What led you to study at Notre Dame?
When applying to colleges and universities, I was intent on finding a university that emphasized community in its student body and its academic programs. Notre Dame was the first place where I heard the administration talk about the student body in terms of a family--its emphasis on a tight-knit community stood apart from some of the other schools I visited that seemed to have a more competitive atmosphere. Additionally, my dad is a Notre Dame alum. He encouraged me to apply, and the University’s connection with my family was a big draw. He emphasized Notre Dame’s unique network of alumni and professors who are eager to help students find their paths both personally and professionally. Finally, I appreciated how dedicated Notre Dame is to having a positive impact on the world through the students it educates.

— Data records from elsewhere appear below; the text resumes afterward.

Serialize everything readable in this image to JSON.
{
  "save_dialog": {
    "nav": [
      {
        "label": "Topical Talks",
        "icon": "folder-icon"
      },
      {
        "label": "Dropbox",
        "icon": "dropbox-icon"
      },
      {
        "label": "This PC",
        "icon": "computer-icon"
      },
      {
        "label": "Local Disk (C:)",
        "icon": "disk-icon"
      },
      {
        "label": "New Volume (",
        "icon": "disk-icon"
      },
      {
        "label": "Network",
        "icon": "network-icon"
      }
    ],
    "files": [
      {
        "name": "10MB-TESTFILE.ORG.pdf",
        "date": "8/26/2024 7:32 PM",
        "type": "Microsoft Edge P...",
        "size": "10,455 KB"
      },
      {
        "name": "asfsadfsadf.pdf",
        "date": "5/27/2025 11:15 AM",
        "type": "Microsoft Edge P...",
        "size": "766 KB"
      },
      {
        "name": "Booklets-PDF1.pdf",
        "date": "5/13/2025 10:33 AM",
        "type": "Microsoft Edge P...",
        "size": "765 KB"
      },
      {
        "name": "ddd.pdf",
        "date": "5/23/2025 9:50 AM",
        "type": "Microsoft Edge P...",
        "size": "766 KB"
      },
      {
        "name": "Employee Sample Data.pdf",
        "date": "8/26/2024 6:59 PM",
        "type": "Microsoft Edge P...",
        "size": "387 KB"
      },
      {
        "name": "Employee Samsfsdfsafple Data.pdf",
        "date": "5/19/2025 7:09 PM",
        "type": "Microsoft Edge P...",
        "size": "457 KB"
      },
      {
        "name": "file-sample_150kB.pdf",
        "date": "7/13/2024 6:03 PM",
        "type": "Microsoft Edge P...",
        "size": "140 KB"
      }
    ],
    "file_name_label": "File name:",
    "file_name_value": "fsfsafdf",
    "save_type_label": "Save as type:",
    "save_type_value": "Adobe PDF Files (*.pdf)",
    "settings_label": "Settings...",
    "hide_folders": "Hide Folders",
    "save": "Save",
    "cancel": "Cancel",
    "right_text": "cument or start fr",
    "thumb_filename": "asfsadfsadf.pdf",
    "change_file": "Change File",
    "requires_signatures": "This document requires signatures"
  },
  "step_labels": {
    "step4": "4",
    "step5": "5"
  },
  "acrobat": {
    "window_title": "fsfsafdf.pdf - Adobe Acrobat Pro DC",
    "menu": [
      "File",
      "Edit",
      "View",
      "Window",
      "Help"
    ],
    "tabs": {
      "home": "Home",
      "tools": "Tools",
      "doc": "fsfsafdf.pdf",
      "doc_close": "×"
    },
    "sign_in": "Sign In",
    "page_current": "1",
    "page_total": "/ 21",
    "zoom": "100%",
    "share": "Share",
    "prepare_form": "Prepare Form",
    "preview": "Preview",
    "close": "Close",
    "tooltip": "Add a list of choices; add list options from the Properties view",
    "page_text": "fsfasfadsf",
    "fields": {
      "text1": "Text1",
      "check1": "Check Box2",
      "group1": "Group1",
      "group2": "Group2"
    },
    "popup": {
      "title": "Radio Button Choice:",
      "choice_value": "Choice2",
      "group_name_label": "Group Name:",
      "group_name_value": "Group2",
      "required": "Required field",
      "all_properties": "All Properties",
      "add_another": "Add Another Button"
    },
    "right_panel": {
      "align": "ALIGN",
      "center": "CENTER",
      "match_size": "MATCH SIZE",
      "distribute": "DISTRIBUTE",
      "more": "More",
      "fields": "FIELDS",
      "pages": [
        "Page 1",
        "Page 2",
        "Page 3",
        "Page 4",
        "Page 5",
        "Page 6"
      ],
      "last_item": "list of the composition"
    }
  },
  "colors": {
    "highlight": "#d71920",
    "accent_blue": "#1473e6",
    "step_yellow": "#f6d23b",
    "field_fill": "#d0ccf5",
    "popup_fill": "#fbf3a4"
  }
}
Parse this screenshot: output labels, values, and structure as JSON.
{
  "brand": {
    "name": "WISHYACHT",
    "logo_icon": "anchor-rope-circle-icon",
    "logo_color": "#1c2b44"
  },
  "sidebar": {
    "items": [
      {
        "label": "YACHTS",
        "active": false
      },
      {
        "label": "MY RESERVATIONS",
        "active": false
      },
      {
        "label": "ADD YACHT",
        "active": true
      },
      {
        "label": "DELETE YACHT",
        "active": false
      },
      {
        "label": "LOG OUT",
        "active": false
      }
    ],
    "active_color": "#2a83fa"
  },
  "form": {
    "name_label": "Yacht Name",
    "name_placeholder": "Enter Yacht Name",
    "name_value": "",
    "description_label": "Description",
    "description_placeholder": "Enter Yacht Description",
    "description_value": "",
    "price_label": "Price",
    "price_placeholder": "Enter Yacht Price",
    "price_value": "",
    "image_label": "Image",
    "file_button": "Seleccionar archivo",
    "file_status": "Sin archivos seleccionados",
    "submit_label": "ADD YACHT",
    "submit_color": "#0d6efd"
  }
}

What led you to peace studies? How did you get connected with the Kroc Institute?
While visiting campus during my senior year of high school for a football game, I made an appointment with Anna Van Overberghe, the assistant director of the Kroc Institute’s undergraduate program. Through Anna, I learned more about the Institute and peace studies, and I just knew I wanted to join its undergraduate program.
Have you participated in any fun, notable activities related to your peace studies curriculum? If so, what?
I participated in the Madrasa Discourses Undergraduate Intensive. I received a grant that fully funded my trip to Nepal for 10 days for the Madrasa Discourses conference, which addressed struggles of faith and the ability of religion to adapt to modern culture. As peace studies students, we gained an understanding of other students’ perspectives and shared ours.
As a co-chair of the 2022 Notre Dame Student Peace Conference my sophomore year, I had the opportunity to help create a space in which student voices could both be heard and become more prominent in the field of peace studies. Due to the COVID-19 pandemic, the conference was held in a hybrid format. While most restrictions had been lifted, many international speakers were unable to attend in person. As co-chair, I learned how to market the conference, develop a complex schedule with multiple important speakers, and troubleshoot issues that arose during the conference itself.
What advice would you give an incoming freshman who is interested in studying peace?
Peace Studies will change your perspective not just on peace and justice, but on the world as a whole. It offers avenues of thinking not available in other disciplines because peace studies is multidisciplinary and pushes the boundaries of conventional social science.
What are your plans after graduation?
While my plans for the future are unsure, I recently applied for a Fulbright grant, which would allow me to teach English in Mexico during the next academic year. I am also applying for various think tank and nonprofit jobs.